More than 5,000 ships and 13,000 aircraft carried 160,000 troops across the English Channel to the continent under Nazi control, according to the U.S. Army. Aerial and naval bombings preceded an invasion by foot. It kick-started the Allied offensive in western Europe that eventually led to other major victories.

Seven months later, the Allies reached the Ardennes Forest in Belgium when German forces began a counter-offensive in December 1944, starting the Battle of the Bulge.

Hendrickson was there and described it in his written account:

“The Germans were trigger-happy, they had nothing to lose.”

Hendrickson served on the Signal Corps, which was responsible for facilitating communication for the 101st Airborne Division during the battle. He learned how to teletype, lay telephone lines and had to make trips behind enemy lines to fill a gas-powered radio relay station.

Hendrickson was awarded the Army’s Distinguished Service Medal for his efforts during the Battle of the Bulge.

The battle was over by the end of January, nearly seven months after D-Day. It sealed the fate of the Nazi forces, who used the last of their fuel to stage the attack. The Allies were able to claim victory over Germany five months later on May 8, 1945.

Hendrickson traveled through Belgium, the Netherlands, Luxembourg, Germany, Austria, Switzerland and Italy as an Army private. He collected Swiss coins and watches, a German Mauser rifle and a jewelry box from Italy. All but the rifle are still kept in his apartment, including an old Army jacket and a special cigarette lighter.

After two years, three months and 27 days, Hendrickson’s Army service ended in 1946. He was stateside by his 21st birthday.

Hendrickson attended college for a few years at Montana State University, where he decided he wanted to learn how to dance. It was at dance lessons that Hendrickson met his future wife, Gene.

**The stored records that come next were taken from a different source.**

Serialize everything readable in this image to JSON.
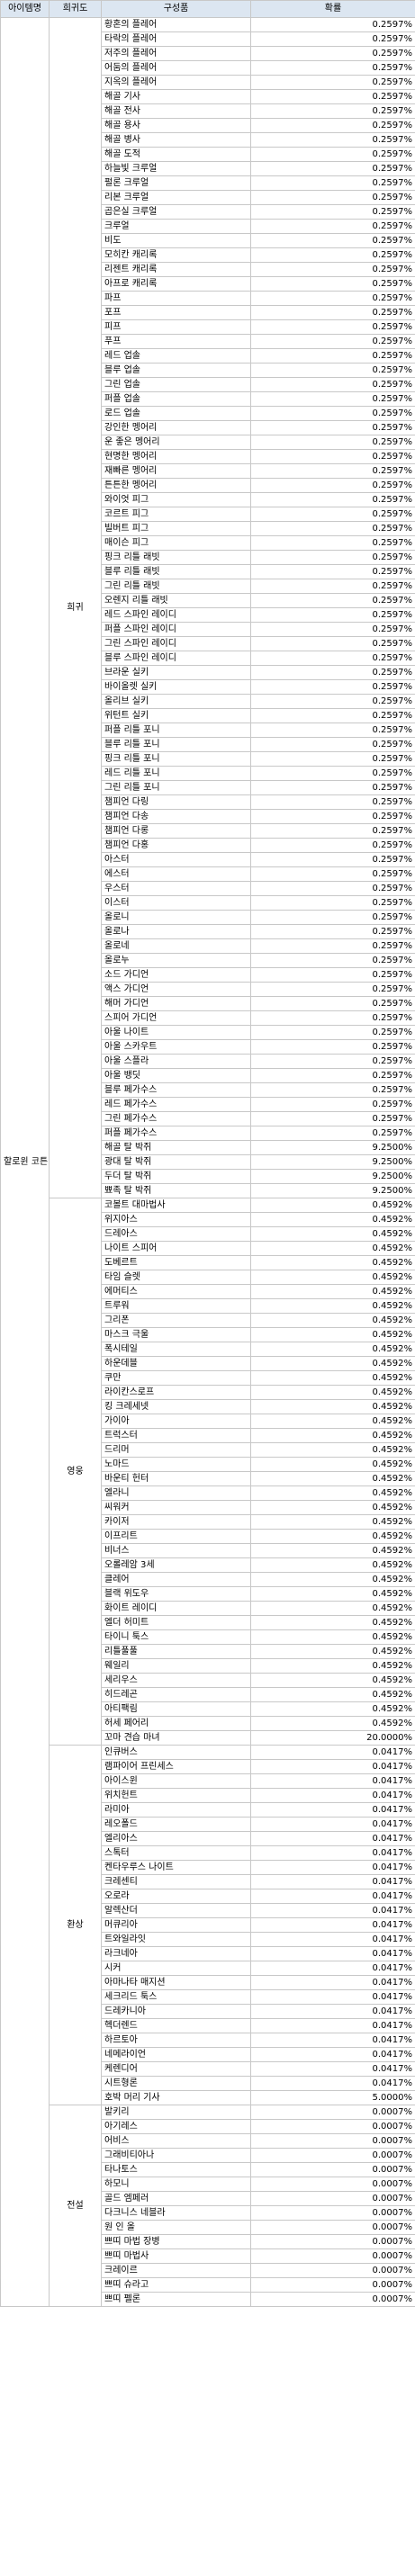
{
  "headers": [
    "아이템명",
    "희귀도",
    "구성품",
    "확률"
  ],
  "item_name": "할로윈 코튼",
  "groups": [
    {
      "grade": "희귀",
      "rows": [
        [
          "황혼의 플레어",
          "0.2597%"
        ],
        [
          "타락의 플레어",
          "0.2597%"
        ],
        [
          "저주의 플레어",
          "0.2597%"
        ],
        [
          "어둠의 플레어",
          "0.2597%"
        ],
        [
          "지옥의 플레어",
          "0.2597%"
        ],
        [
          "해골 기사",
          "0.2597%"
        ],
        [
          "해골 전사",
          "0.2597%"
        ],
        [
          "해골 용사",
          "0.2597%"
        ],
        [
          "해골 병사",
          "0.2597%"
        ],
        [
          "해골 도적",
          "0.2597%"
        ],
        [
          "하늘빛 크루얼",
          "0.2597%"
        ],
        [
          "펄론 크루얼",
          "0.2597%"
        ],
        [
          "리본 크루얼",
          "0.2597%"
        ],
        [
          "곱은실 크루얼",
          "0.2597%"
        ],
        [
          "크루얼",
          "0.2597%"
        ],
        [
          "비도",
          "0.2597%"
        ],
        [
          "모히칸 캐리록",
          "0.2597%"
        ],
        [
          "리젠트 캐리록",
          "0.2597%"
        ],
        [
          "아프로 캐리록",
          "0.2597%"
        ],
        [
          "파프",
          "0.2597%"
        ],
        [
          "포프",
          "0.2597%"
        ],
        [
          "피프",
          "0.2597%"
        ],
        [
          "푸프",
          "0.2597%"
        ],
        [
          "레드 업솔",
          "0.2597%"
        ],
        [
          "블루 업솔",
          "0.2597%"
        ],
        [
          "그린 업솔",
          "0.2597%"
        ],
        [
          "퍼플 업솔",
          "0.2597%"
        ],
        [
          "로드 업솔",
          "0.2597%"
        ],
        [
          "강인한 멩어리",
          "0.2597%"
        ],
        [
          "운 좋은 멩어리",
          "0.2597%"
        ],
        [
          "현명한 멩어리",
          "0.2597%"
        ],
        [
          "재빠른 멩어리",
          "0.2597%"
        ],
        [
          "튼튼한 멩어리",
          "0.2597%"
        ],
        [
          "와이엇 피그",
          "0.2597%"
        ],
        [
          "코르트 피그",
          "0.2597%"
        ],
        [
          "빌버트 피그",
          "0.2597%"
        ],
        [
          "매이슨 피그",
          "0.2597%"
        ],
        [
          "핑크 리틀 래빗",
          "0.2597%"
        ],
        [
          "블루 리틀 래빗",
          "0.2597%"
        ],
        [
          "그린 리틀 래빗",
          "0.2597%"
        ],
        [
          "오렌지 리틀 래빗",
          "0.2597%"
        ],
        [
          "레드 스파인 레이디",
          "0.2597%"
        ],
        [
          "퍼플 스파인 레이디",
          "0.2597%"
        ],
        [
          "그린 스파인 레이디",
          "0.2597%"
        ],
        [
          "블루 스파인 레이디",
          "0.2597%"
        ],
        [
          "브라운 실키",
          "0.2597%"
        ],
        [
          "바이올렛 실키",
          "0.2597%"
        ],
        [
          "올리브 실키",
          "0.2597%"
        ],
        [
          "위턴트 실키",
          "0.2597%"
        ],
        [
          "퍼플 리틀 포니",
          "0.2597%"
        ],
        [
          "블루 리틀 포니",
          "0.2597%"
        ],
        [
          "핑크 리틀 포니",
          "0.2597%"
        ],
        [
          "레드 리틀 포니",
          "0.2597%"
        ],
        [
          "그린 리틀 포니",
          "0.2597%"
        ],
        [
          "챔피언 다링",
          "0.2597%"
        ],
        [
          "챔피언 다송",
          "0.2597%"
        ],
        [
          "챔피언 다롱",
          "0.2597%"
        ],
        [
          "챔피언 다홍",
          "0.2597%"
        ],
        [
          "아스터",
          "0.2597%"
        ],
        [
          "에스터",
          "0.2597%"
        ],
        [
          "우스터",
          "0.2597%"
        ],
        [
          "이스터",
          "0.2597%"
        ],
        [
          "올로니",
          "0.2597%"
        ],
        [
          "올로나",
          "0.2597%"
        ],
        [
          "올로네",
          "0.2597%"
        ],
        [
          "올로누",
          "0.2597%"
        ],
        [
          "소드 가디언",
          "0.2597%"
        ],
        [
          "액스 가디언",
          "0.2597%"
        ],
        [
          "해머 가디언",
          "0.2597%"
        ],
        [
          "스피어 가디언",
          "0.2597%"
        ],
        [
          "아울 나이트",
          "0.2597%"
        ],
        [
          "아울 스카우트",
          "0.2597%"
        ],
        [
          "아울 스플라",
          "0.2597%"
        ],
        [
          "아울 뱅딧",
          "0.2597%"
        ],
        [
          "블루 페가수스",
          "0.2597%"
        ],
        [
          "레드 페가수스",
          "0.2597%"
        ],
        [
          "그린 페가수스",
          "0.2597%"
        ],
        [
          "퍼플 페가수스",
          "0.2597%"
        ],
        [
          "해골 탈 박쥐",
          "9.2500%"
        ],
        [
          "광대 탈 박쥐",
          "9.2500%"
        ],
        [
          "두더 탈 박쥐",
          "9.2500%"
        ],
        [
          "뾰족 탈 박쥐",
          "9.2500%"
        ]
      ]
    },
    {
      "grade": "영웅",
      "rows": [
        [
          "코볼트 대마법사",
          "0.4592%"
        ],
        [
          "위지아스",
          "0.4592%"
        ],
        [
          "드레아스",
          "0.4592%"
        ],
        [
          "나이트 스피어",
          "0.4592%"
        ],
        [
          "도베르트",
          "0.4592%"
        ],
        [
          "타임 슬렛",
          "0.4592%"
        ],
        [
          "에머티스",
          "0.4592%"
        ],
        [
          "트루워",
          "0.4592%"
        ],
        [
          "그리폰",
          "0.4592%"
        ],
        [
          "마스크 극울",
          "0.4592%"
        ],
        [
          "폭시테일",
          "0.4592%"
        ],
        [
          "하운데블",
          "0.4592%"
        ],
        [
          "쿠만",
          "0.4592%"
        ],
        [
          "라이칸스로프",
          "0.4592%"
        ],
        [
          "킹 크레세넷",
          "0.4592%"
        ],
        [
          "가이아",
          "0.4592%"
        ],
        [
          "트럭스터",
          "0.4592%"
        ],
        [
          "드리머",
          "0.4592%"
        ],
        [
          "노마드",
          "0.4592%"
        ],
        [
          "바운티 헌터",
          "0.4592%"
        ],
        [
          "엘라니",
          "0.4592%"
        ],
        [
          "씨워커",
          "0.4592%"
        ],
        [
          "카이저",
          "0.4592%"
        ],
        [
          "이프리트",
          "0.4592%"
        ],
        [
          "비너스",
          "0.4592%"
        ],
        [
          "오롤레암 3세",
          "0.4592%"
        ],
        [
          "클레어",
          "0.4592%"
        ],
        [
          "블랙 위도우",
          "0.4592%"
        ],
        [
          "화이트 레이디",
          "0.4592%"
        ],
        [
          "엘더 허미트",
          "0.4592%"
        ],
        [
          "타이니 툭스",
          "0.4592%"
        ],
        [
          "리틀풀풀",
          "0.4592%"
        ],
        [
          "웨일리",
          "0.4592%"
        ],
        [
          "세리우스",
          "0.4592%"
        ],
        [
          "히드레곤",
          "0.4592%"
        ],
        [
          "아티팩림",
          "0.4592%"
        ],
        [
          "허세 페어리",
          "0.4592%"
        ],
        [
          "꼬마 견습 마녀",
          "20.0000%"
        ]
      ]
    },
    {
      "grade": "환상",
      "rows": [
        [
          "인큐버스",
          "0.0417%"
        ],
        [
          "램파이어 프린세스",
          "0.0417%"
        ],
        [
          "아이스윈",
          "0.0417%"
        ],
        [
          "위치헌트",
          "0.0417%"
        ],
        [
          "라미아",
          "0.0417%"
        ],
        [
          "레오폴드",
          "0.0417%"
        ],
        [
          "엘리아스",
          "0.0417%"
        ],
        [
          "스톡터",
          "0.0417%"
        ],
        [
          "켄타우루스 나이트",
          "0.0417%"
        ],
        [
          "크레센티",
          "0.0417%"
        ],
        [
          "오로라",
          "0.0417%"
        ],
        [
          "알렉산더",
          "0.0417%"
        ],
        [
          "머큐리아",
          "0.0417%"
        ],
        [
          "트와일라잇",
          "0.0417%"
        ],
        [
          "라크네아",
          "0.0417%"
        ],
        [
          "시커",
          "0.0417%"
        ],
        [
          "아마나타 매지션",
          "0.0417%"
        ],
        [
          "세크리드 툭스",
          "0.0417%"
        ],
        [
          "드레카니아",
          "0.0417%"
        ],
        [
          "헥더렌드",
          "0.0417%"
        ],
        [
          "하르토아",
          "0.0417%"
        ],
        [
          "네메라이언",
          "0.0417%"
        ],
        [
          "케렌디어",
          "0.0417%"
        ],
        [
          "시트형론",
          "0.0417%"
        ],
        [
          "호박 머리 기사",
          "5.0000%"
        ]
      ]
    },
    {
      "grade": "전설",
      "rows": [
        [
          "발키리",
          "0.0007%"
        ],
        [
          "아기레스",
          "0.0007%"
        ],
        [
          "어비스",
          "0.0007%"
        ],
        [
          "그래비티아나",
          "0.0007%"
        ],
        [
          "타나토스",
          "0.0007%"
        ],
        [
          "하모니",
          "0.0007%"
        ],
        [
          "골드 엠페러",
          "0.0007%"
        ],
        [
          "다크니스 네블라",
          "0.0007%"
        ],
        [
          "원 인 올",
          "0.0007%"
        ],
        [
          "쁘띠 마법 장병",
          "0.0007%"
        ],
        [
          "쁘띠 마법사",
          "0.0007%"
        ],
        [
          "크레이르",
          "0.0007%"
        ],
        [
          "쁘띠 슈라고",
          "0.0007%"
        ],
        [
          "쁘띠 펠론",
          "0.0007%"
        ]
      ]
    }
  ]
}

“I fell in love with her, but I never did learn how to dance,” he said.

The two were married for 65 years before Gene died in 2016.

Hendrickson put the skills he learned in the military to work throughout his career as a cable splicer for a telephone company. He moved all over the state with Mountain States Telephone and Telegraph Company, from Missoula to Sidney. He and Gene have one son and two granddaughters.

The couple took art classes at MSU and became avid artists in their spare time. Hendrickson’s Bozeman Lodge apartment walls are covered in their art that varies from watercolor to pencil sketches.

Hendrickson’s written account of his time in World War II is detailed and at some points lighthearted, but he said he left the most gory memories out.

“I tried to forget about (the war) for 50 years, I didn’t talk about it for a long time,” he said.